New York Mayor Michael Bloomberg has been leading the charge since September, lobbying for the scores of flu-plagued New Yorkers to get paid to stay home sick. That's because nearly two-thirds of New York City's work force is without paid sick days. And their over-stretched budget trumps their fever, causing them to drag themselves - and their flu-like symptoms - into work.
Advocacy groups like the National Partnership for Women and Families are pushing for paid sick days, and more lenient policies too. They claim 48% of the U.S. private sector workforce can't take paid leave without advance notice.
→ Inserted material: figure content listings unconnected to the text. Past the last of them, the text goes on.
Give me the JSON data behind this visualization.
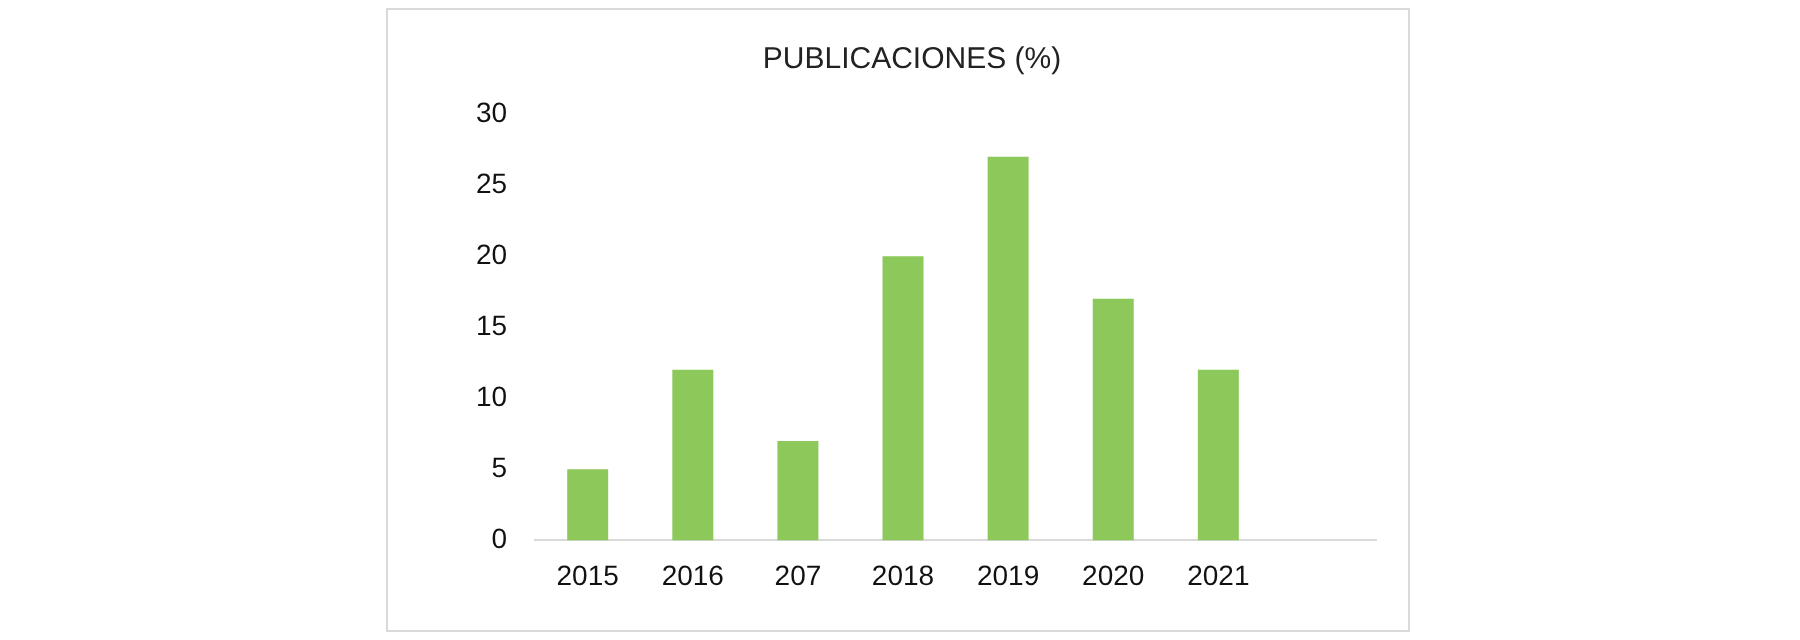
{
  "chart_data": {
    "type": "bar",
    "title": "PUBLICACIONES (%)",
    "categories": [
      "2015",
      "2016",
      "207",
      "2018",
      "2019",
      "2020",
      "2021",
      null
    ],
    "values": [
      5,
      12,
      7,
      20,
      27,
      17,
      12,
      null
    ],
    "color": "#8cc85a",
    "ylim": [
      0,
      30
    ],
    "yticks": [
      0,
      5,
      10,
      15,
      20,
      25,
      30
    ],
    "grid": false,
    "legend": false
  }
}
"On the one hand, you have all of our top officials saying, 'Do the responsible thing. If you're sick, stay home,'" Debra Ness, president of the National Partnership for Women and Families, told the Huffington Post. "You have advice from the Centers for Disease Control on exactly how many days you should stay home, and how many days we need to keep kids at home. And at the same time, we have a country where almost half the workforce doesn't have a single paid sick day."
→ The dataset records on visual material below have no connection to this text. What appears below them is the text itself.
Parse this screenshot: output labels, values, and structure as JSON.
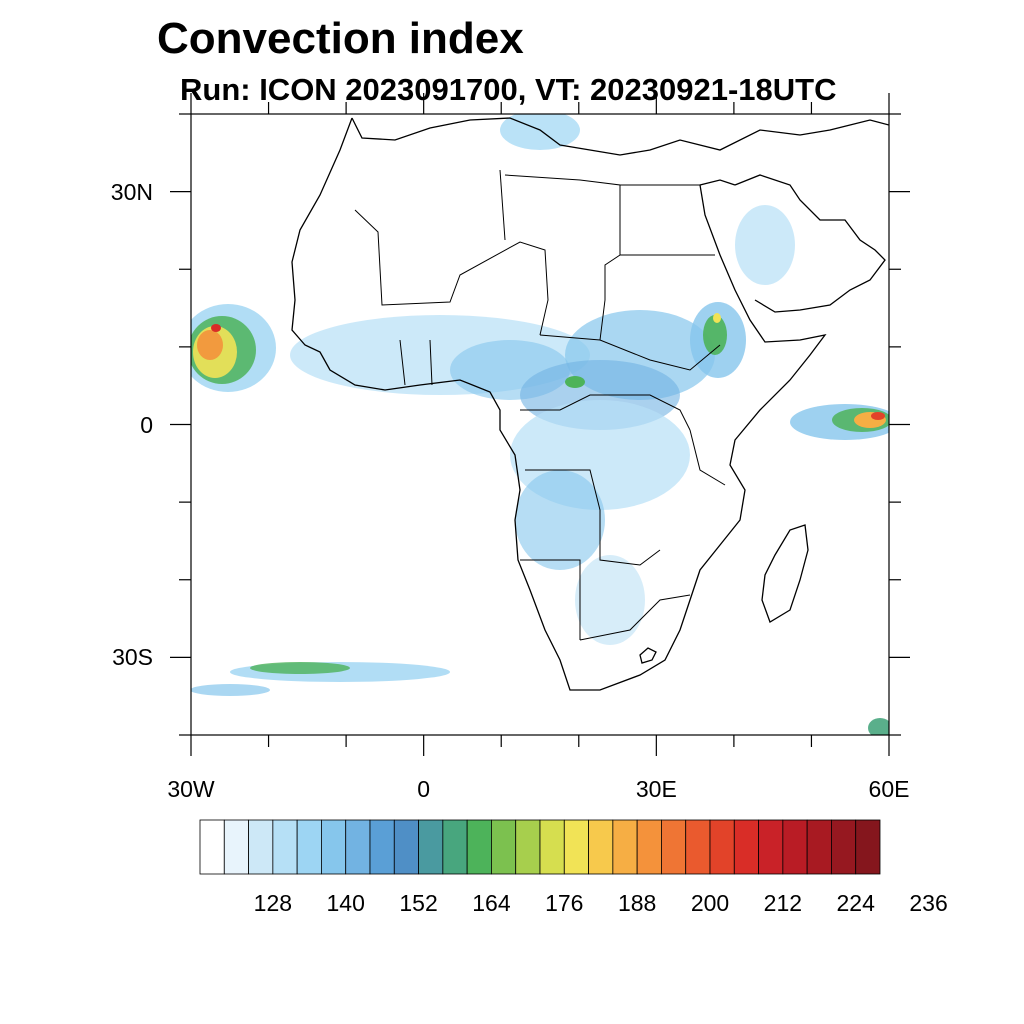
{
  "title": "Convection index",
  "subtitle": "Run: ICON 2023091700,  VT: 20230921-18UTC",
  "map": {
    "extent": {
      "lon": [
        -30,
        60
      ],
      "lat": [
        -40,
        40
      ]
    },
    "y_ticks": [
      {
        "lat": 30,
        "label": "30N"
      },
      {
        "lat": 0,
        "label": "0"
      },
      {
        "lat": -30,
        "label": "30S"
      }
    ],
    "x_ticks": [
      {
        "lon": -30,
        "label": "30W"
      },
      {
        "lon": 0,
        "label": "0"
      },
      {
        "lon": 30,
        "label": "30E"
      },
      {
        "lon": 60,
        "label": "60E"
      }
    ],
    "coastline_color": "#000000",
    "field": "Convection index"
  },
  "colorbar": {
    "colors": [
      "#ffffff",
      "#e8f4fc",
      "#cde8f7",
      "#b6e0f6",
      "#9dd5f3",
      "#86c6ec",
      "#72b3e2",
      "#5a9fd6",
      "#4f8fc6",
      "#4a9aa0",
      "#48a67e",
      "#4db35a",
      "#7cc14f",
      "#a7cf4d",
      "#d6de4f",
      "#f1e356",
      "#f7c94c",
      "#f6ae44",
      "#f4923b",
      "#ef7534",
      "#ea5a2e",
      "#e24329",
      "#d92d27",
      "#c92228",
      "#b91c25",
      "#a81a22",
      "#961820",
      "#85161d"
    ],
    "labels": [
      "128",
      "140",
      "152",
      "164",
      "176",
      "188",
      "200",
      "212",
      "224",
      "236"
    ]
  }
}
All the attention started by Bloomberg has prompted the Feds to visit the idea of swine-flu-related paid sick days. House Education and Labor Committee Chair George Miller has introduced legislation to direct employers to pay for 'sick days' for workers sent home with the virus, saying his measure would protect about 50 million American workers who don't receive paid sick days.
Under the bill an employer would have to ask a sick employee to stay home. The bill would apply to those working at a business that employs 15 or more people. Businesses that already offer at least five paid sick days would be exempt.
A hearing on Miller's bill will be held later this month, although he's seeking a quick vote on the floor, in part, because the proposal also applies to contagious illnesses similar to the swine flu.
Gina Roberts-Grey is a freelance writer specializing in consumer issues.